I was recently invited to give a talk to a cohort of DBA (Doctorate in Business Administration) students as part of an event looking at AI and Digital tools for research. It was a good session with plenty of interesting ideas about how to use AI and other technology in research.
I recorded the event, and though to turn it into a blogpost in a different way. I have combined the transcript of my talk, the slides I prepared, and an example of a previous post of mine. Using this I asked ChatGPT 4o to compose a blog post covering the points I made, in the style of my previous blogposts.
This also gave me a chance to use the ‘Canvas’ tool designed for editing writing and code. This allows you to highlight specific passages and areas, asking for granular changes, rather than having to rewrite entire documents.
What follows is therefore AI-generated, but with a foundation of material that was mine, and edited by me using AI-assistance.
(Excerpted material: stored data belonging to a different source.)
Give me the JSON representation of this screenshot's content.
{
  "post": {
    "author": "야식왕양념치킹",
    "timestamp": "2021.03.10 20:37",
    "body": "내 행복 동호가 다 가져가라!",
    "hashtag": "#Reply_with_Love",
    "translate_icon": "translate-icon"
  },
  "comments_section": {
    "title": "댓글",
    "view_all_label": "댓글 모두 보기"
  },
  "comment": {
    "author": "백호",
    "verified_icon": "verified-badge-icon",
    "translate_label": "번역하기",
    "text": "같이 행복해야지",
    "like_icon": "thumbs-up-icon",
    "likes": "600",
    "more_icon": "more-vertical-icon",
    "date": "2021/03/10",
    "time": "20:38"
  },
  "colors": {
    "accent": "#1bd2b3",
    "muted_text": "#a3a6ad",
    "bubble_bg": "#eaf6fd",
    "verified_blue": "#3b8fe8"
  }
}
I don’t expect to write like this very often, but for a situation like this where the material exists in a different format, and the job is to convert to a different format, this may have promise.
Any comments are welcome, both on the actual content, and the method of writing.
AI Tools in Research: A Powerful (But Unreliable) Assistant
Artificial Intelligence is rapidly reshaping the research process. With tools that can summarise vast amounts of information, generate new ideas, and assist in data analysis, AI can serve as an invaluable research assistant—albeit an unreliable one. The challenge, then, is not just how to use AI, but how to use it well.
A useful way to think about AI in research is to imagine it as a highly intelligent but occasionally misleading research assistant. If you had such an assistant, what tasks would you delegate to them? More importantly, how would you supervise their work to ensure accuracy?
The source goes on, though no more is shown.